Segment 3 of layer III: search and match of known genetic features
As we alluded to in our overview of the genomic space, layer III harbors an important nuance that can be difficult to notice given the strong interplay. Picture writers who write new books and librarians who help catalogue previously written books, make it easy to find how they may relate to other books, and help to unearth potentially important but obscure books.
Similarly, on one side, there is a part focused on innovating better analysis of the genome to make new discoveries (as described in segment 2 above). On the other side, there are those who focus on better searching, matching, aggregating, or drawing new insights from the genetic knowledge that have been recorded over the years in various scientific databases (e.g., ClinVar, PMC, GenBank, dbSNP, gnomAD, OMIM, COREMINE, Gene Ontology, etc.). The latter constitute segment 3 of layer III, which is a useful capability to have for every player in genomic analysis as it is useful to quickly and automatically query the knowledge space to know whether the identified genetic feature has been previously identified and for which disease. The technological hill to surmount is low, and semantic search techniques such as natural language processing (NLP) perfected in other fields can be applied here nearly verbatim.
However, it is critically important to appreciate the clear limitations of the methods of this segment even if it's an artificial intelligence technique being claimed. Namely, if the genetic feature has not been solved and reported (recall that the vast majority of conditions are yet to be solved) then segment 3 strategies are fruitless. The same outcome holds if the genetic feature has been reported but the information is not logged into the databases being searched. Further still, the previously logged discovery could be wrong or have conflicting findings as is often the case with GWAS; therefore, replication studies would need to be carried out for validation if not previously carried out.
In addition to the data strategy considerations listed in segment 1, the quality of the data also matters a great deal. Very low coverage, mis-labeled, and/or incorrectly formatted data are avoidable but significant impediments often encountered in this space.
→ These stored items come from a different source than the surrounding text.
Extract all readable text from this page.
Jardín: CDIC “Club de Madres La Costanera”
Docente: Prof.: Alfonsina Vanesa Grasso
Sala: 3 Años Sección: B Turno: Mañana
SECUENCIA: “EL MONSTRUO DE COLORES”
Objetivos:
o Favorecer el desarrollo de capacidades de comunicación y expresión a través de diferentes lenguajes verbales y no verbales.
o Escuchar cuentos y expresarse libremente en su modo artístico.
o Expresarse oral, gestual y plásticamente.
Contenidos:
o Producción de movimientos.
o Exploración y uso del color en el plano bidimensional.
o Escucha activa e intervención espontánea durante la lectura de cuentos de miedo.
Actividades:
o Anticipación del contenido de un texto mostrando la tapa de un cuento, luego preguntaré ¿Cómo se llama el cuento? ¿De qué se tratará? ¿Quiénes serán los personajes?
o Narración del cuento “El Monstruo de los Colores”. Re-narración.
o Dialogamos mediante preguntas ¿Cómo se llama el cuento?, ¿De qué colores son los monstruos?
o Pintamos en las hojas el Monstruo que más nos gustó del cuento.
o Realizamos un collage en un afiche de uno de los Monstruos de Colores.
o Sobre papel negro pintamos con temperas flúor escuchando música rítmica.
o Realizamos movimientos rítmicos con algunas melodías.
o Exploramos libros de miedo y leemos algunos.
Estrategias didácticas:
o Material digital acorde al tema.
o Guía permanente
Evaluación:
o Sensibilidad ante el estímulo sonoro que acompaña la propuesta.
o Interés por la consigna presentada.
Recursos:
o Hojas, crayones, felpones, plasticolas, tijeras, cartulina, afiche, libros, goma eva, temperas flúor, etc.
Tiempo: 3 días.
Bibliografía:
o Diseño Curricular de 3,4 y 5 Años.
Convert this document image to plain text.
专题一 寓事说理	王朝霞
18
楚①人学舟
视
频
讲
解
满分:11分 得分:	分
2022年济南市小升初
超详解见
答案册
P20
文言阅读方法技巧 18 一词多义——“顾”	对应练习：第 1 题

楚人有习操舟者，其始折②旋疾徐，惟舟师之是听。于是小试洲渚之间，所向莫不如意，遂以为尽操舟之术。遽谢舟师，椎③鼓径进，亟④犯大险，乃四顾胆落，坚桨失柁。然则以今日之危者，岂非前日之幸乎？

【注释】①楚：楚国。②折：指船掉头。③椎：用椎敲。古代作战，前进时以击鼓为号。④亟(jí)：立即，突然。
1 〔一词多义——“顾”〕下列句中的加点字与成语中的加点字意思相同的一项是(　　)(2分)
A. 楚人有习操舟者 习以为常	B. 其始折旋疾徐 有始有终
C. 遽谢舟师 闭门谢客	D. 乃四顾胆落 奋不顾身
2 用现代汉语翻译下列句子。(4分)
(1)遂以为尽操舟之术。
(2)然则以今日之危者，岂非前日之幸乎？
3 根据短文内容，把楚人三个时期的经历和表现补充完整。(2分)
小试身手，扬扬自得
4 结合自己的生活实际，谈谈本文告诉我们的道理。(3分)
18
The discussion on computational techniques to identify causal genetic features is focused on genomic data from which the vast majority of phenotypic expression is derived. There are approaches that focus on gene expression data, epigenetics data, proteomics data and combination approaches that attempt to integrate more than one type of omics data.
For in vitro/vivo validation, gene knockout/knockdown and rescue experiments are limited to animal models or human cell lines. For validation of hits in humans, options include computational analysis of sequencing data from orthogonal datasets, real world evidence, and clinical trials.
There are often computational components to in vitro/vivo strategies. There is also more to these techniques that go beyond the scope of this post. This book is but one of many resources that provide a more comprehensive view of classic in vitro/vivo gene function elucidation strategies.
It's worth pointing out that computational approaches have benefited greatly from the tremendous body of work established by in vitro/vivo approaches to map an early comprehensive view of many genes, their protein products, and other nodes and edges in the associated biochemical networks.